His head turned toward her sharply. "Skinwalker?"
"Warg who walks in a human skin."
"What if one of your pack loses control?"
"If we cannot control it, then we are silenced. Forever. We dare not let the rage eat at the heart of the pack. It is a grave sacrifice, but we all understand."
His thoughts raced. Once upon a time, he'd lived with his mother and father in a small homestead, high in the mountains. They'd all been wargs, and his father had taught him the Way early in life. It was all he knew, until the day Cane knocked on their door, revealing another warg—albeit one who followed a different path.
Since then he'd seen the mindless monsters that roamed the Wastelands, hunting for prey and fighting each other for spoils.
But he'd never come across others like him, except for Luc Wade and Adam McClain, who'd managed to trap the warg within them with the amulets.
He hadn't realized how much he hungered for it. The company. The acceptance. People who wouldn't look at him as if he was a monster.
He'd tried to be human once before, and look how that turned out.
The bastards sold him to slavers.
But maybe, just maybe, there could be a place for him among other wargs.
Johnny's gaze raked the canyon ahead. The sand beneath their feet was compressed with dozens of trails. And a faint shape on a ledge far above him resolved into a warg in a pair of khak
i pants and vest. Another on the other side of the canyon. They were nearing the heart of the pack's territory, if he wasn't mistaken.

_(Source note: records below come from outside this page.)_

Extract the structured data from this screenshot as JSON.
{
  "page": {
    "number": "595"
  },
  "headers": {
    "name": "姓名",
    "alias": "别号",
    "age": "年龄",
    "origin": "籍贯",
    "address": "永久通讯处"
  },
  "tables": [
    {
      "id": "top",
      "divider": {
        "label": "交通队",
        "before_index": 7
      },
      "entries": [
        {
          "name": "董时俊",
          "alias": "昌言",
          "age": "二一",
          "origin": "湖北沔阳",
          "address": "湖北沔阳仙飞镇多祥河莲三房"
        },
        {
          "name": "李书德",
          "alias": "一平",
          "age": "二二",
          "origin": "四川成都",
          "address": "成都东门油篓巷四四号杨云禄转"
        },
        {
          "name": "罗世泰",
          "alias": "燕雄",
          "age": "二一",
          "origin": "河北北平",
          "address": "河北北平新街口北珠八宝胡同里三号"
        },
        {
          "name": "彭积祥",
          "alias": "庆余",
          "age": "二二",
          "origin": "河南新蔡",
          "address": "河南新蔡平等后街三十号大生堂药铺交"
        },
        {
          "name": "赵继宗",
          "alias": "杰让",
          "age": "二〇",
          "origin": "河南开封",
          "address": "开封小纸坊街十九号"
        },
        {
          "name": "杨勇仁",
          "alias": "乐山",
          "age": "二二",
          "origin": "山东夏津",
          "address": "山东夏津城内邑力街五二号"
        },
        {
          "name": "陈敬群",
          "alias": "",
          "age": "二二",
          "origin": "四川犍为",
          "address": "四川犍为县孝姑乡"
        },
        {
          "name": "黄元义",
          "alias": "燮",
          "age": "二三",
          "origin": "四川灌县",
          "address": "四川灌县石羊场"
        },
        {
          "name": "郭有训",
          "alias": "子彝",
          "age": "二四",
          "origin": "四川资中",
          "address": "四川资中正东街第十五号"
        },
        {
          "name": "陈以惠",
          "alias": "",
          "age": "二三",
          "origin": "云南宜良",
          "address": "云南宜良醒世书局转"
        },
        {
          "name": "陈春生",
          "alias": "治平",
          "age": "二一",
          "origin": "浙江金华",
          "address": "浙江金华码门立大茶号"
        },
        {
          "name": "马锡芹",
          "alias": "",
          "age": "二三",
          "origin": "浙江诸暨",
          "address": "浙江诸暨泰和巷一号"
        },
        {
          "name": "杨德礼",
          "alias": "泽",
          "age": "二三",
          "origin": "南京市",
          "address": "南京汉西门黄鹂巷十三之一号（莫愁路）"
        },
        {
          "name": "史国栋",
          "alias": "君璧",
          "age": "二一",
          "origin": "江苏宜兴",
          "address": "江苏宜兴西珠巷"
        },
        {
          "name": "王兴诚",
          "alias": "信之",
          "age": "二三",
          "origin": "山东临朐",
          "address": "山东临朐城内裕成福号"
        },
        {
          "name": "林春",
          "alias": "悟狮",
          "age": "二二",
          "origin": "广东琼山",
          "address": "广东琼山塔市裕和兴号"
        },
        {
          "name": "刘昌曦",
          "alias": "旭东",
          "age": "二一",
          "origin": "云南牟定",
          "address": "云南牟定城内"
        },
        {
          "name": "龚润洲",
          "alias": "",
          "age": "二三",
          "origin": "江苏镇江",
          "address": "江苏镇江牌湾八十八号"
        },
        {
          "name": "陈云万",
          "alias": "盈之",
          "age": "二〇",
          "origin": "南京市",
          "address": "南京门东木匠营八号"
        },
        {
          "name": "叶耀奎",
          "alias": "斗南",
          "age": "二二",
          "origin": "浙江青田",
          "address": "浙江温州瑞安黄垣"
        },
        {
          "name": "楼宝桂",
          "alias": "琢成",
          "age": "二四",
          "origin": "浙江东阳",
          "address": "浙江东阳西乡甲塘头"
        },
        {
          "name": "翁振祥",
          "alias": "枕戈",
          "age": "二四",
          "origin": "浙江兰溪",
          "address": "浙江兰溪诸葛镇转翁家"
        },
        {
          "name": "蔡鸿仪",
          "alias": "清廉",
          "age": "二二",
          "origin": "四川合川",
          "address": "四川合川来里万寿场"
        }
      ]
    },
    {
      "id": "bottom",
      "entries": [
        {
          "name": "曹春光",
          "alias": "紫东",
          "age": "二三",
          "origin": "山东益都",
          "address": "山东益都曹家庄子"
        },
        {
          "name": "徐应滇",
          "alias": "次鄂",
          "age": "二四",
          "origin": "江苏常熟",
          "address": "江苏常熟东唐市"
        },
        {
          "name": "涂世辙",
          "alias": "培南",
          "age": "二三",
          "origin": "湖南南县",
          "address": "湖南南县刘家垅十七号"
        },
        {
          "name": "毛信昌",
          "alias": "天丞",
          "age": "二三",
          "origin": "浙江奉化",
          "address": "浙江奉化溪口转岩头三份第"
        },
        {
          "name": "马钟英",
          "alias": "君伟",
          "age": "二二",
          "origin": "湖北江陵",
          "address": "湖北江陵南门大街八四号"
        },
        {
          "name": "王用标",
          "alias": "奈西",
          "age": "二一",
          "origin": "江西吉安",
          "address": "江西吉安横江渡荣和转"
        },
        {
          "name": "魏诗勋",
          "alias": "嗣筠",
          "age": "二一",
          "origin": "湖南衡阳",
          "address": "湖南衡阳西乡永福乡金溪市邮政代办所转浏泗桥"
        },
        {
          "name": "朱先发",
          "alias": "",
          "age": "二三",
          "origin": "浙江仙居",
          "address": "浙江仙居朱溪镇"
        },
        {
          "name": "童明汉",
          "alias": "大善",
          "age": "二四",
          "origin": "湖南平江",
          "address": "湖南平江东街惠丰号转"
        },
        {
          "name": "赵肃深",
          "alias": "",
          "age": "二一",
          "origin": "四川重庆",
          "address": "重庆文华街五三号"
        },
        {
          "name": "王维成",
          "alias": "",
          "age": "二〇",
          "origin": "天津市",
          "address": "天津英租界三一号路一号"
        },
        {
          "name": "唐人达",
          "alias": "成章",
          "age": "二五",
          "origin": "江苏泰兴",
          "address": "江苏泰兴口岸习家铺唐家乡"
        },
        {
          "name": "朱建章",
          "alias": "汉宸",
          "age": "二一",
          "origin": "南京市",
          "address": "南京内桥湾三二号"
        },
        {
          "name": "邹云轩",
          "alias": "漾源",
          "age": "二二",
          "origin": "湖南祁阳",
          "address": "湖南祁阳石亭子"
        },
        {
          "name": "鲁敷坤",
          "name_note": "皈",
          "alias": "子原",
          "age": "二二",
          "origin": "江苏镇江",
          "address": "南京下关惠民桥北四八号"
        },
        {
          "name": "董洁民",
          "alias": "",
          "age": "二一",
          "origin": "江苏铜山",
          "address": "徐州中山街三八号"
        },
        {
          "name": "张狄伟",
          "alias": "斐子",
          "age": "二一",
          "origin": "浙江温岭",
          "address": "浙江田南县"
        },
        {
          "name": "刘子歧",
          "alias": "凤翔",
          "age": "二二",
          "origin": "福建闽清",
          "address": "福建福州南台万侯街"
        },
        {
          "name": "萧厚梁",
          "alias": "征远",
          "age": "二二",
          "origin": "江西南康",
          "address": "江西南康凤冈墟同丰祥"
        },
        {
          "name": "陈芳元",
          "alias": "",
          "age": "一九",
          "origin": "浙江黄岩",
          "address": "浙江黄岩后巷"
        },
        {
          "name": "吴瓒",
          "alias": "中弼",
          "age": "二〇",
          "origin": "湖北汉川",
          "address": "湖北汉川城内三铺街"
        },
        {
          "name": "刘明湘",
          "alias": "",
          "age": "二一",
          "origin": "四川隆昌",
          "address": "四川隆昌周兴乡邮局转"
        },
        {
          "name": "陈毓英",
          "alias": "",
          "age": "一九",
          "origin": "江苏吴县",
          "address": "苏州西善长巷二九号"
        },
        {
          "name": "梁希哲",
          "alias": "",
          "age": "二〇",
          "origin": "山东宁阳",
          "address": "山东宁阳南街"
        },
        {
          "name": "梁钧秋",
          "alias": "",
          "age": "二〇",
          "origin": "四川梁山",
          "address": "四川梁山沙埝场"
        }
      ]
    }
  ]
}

And for the first time since Cane rode into his life, Johnny actually felt breathless with possibility.
EDEN SWALLOWED her wonder as they strode through the canyons. Each curved wall soared high above them, until it felt as though the light was only a mirage. She couldn’t see the source of it, or where it was coming from, just the aftereffects. It kissed its way down sandstone rock, highlighting the gold shimmer of the paint on the walls. Handprints and finger-drawn suns gave way to a sleek pack of running wolves. Someone had blown clouds of charcoal around the wolves so it seemed as though they were sprinting into pure darkness.
Beauty.
Beauty the likes of which she’d never seen.
And a story.
As they ducked beneath an overhang, plunging into darker caverns, the charcoal on the walls overtook almost all of the sandstone. Shimmers of gold paint rippled here and there, as their torches grew closer.
"It’s the Darkening," she whispered, reaching out to trace her fingertips an inch above the paint.
A warm body shadowed her own. Colton. "Yes. The people here remember the years that followed the meteor impact. It’s a warning to be passed down from elder to child." He pressed ahead, lifting the torch Nnedi had given him higher. Figures began to emerge from the darkness. Men with spears, wearing the headdress of a wolf. "Nnedi said they're all descended from the original warg soldiers who were created by the pre-D government. They escaped the laboratories when the meteor hit, and made their own way in the Darkening."
Writing etched its way across the next wall, but it wasn't a language she knew.
"Fear not the dark, fear not the light," he translated, bending lower to track the writing. "Fear dark without light. And light without dark. One consumes, one burns. And both must be mastered to…. I can’t make out this bit."
"Wargs," she whispered. "They’re speaking of wargs."
Colton looked up, light falling across his face. "Yes."